Grandfather: “Your glands aren’t swollen and you don’t feel that warm. It’s normal for a sore throat to linger. You’ve missed enough school; you can’t miss anymore. You’ll be fine.”

(My grandmother defers to his “diagnosis” and drives me to school, even though I haven’t eaten anything because swallowing is agony. I get there early and hang out in the school entryway waiting for the homeroom bell. I am just miserable. I’m achy and exhausted, and my throat hurts so much it’s making me cry. The school nurse walks by and notices the tears.)

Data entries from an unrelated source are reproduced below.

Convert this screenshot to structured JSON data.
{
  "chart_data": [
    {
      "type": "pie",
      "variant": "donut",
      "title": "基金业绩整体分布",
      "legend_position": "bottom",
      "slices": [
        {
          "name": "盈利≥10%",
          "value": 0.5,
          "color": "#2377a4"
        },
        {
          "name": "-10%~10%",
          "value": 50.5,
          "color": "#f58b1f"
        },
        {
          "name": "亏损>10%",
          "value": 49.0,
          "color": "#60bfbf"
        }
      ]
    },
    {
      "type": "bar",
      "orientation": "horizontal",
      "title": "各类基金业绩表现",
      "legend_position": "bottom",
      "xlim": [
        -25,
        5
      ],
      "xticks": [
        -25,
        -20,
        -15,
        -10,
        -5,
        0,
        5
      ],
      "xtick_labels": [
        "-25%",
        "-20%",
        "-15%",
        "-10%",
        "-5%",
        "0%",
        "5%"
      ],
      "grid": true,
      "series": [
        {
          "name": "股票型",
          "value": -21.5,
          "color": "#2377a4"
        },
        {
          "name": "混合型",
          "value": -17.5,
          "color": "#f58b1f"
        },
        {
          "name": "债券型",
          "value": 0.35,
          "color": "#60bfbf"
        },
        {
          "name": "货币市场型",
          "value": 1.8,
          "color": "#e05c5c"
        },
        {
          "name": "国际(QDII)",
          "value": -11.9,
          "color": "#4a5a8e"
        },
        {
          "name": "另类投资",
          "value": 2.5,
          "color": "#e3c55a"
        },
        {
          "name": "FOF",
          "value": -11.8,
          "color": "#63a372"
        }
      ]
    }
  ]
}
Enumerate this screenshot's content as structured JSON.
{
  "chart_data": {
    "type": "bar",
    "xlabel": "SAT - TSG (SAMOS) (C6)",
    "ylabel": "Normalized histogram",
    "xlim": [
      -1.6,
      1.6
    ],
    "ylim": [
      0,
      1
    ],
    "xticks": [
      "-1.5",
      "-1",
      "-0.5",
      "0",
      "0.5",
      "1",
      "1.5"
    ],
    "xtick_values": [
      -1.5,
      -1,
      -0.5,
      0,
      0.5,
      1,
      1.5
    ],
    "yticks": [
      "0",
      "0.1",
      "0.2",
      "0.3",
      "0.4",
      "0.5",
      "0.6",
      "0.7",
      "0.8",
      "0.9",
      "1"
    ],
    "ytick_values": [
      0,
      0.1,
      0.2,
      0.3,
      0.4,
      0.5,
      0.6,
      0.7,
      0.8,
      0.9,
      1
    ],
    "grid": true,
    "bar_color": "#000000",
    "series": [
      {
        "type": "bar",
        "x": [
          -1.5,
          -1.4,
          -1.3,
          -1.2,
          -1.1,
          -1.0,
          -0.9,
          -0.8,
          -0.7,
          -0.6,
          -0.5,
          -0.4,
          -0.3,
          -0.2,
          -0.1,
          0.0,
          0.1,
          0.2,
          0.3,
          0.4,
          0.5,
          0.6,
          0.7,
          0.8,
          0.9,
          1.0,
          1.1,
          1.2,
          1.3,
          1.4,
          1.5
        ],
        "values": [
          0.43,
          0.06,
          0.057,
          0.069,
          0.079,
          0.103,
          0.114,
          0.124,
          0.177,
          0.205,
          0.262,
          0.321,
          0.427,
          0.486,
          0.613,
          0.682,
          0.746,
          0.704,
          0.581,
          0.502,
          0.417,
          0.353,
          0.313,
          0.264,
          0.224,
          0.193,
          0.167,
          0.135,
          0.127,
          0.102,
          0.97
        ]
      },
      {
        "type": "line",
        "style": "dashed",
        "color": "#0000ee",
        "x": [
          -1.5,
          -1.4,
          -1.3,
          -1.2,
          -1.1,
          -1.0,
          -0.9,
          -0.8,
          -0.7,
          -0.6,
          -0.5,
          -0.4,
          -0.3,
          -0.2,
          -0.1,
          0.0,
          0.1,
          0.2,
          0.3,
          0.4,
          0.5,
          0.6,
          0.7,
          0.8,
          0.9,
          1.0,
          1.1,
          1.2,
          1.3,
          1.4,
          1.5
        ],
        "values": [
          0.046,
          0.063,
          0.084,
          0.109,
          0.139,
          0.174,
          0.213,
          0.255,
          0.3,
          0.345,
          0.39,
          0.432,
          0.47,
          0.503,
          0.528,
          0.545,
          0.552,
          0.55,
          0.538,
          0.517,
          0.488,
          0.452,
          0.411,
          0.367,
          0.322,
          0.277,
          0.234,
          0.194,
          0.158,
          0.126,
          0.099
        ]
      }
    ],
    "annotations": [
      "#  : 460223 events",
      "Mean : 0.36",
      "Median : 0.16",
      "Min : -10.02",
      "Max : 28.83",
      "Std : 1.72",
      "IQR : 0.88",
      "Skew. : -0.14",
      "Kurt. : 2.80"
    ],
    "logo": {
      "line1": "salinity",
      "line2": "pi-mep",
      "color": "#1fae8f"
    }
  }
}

Nurse: “[My Name], what’s wrong?”

(I try to tell her my throat hurts, but nothing comes out. She ushers me into her office.)

Nurse: “Well, let’s start with taking a temperature, okay? Just hold on a minute.”

(She puts the thermometer in my ear and waits for it to beep. After she reads it, there’s a beat of silence.)

Nurse: “Wow. [My Name], you can’t be here. I’m going to have to call your parents.”

(It turned out I had a 103-degree fever. Less than ten minutes after she dropped me off, my grandmother got a phone call from the nurse to come and pick me up. I didn’t even make it to homeroom. So much for not feeling “that warm”! Thankfully, my grandfather has a sense of humor, because I have never let him live that one down.)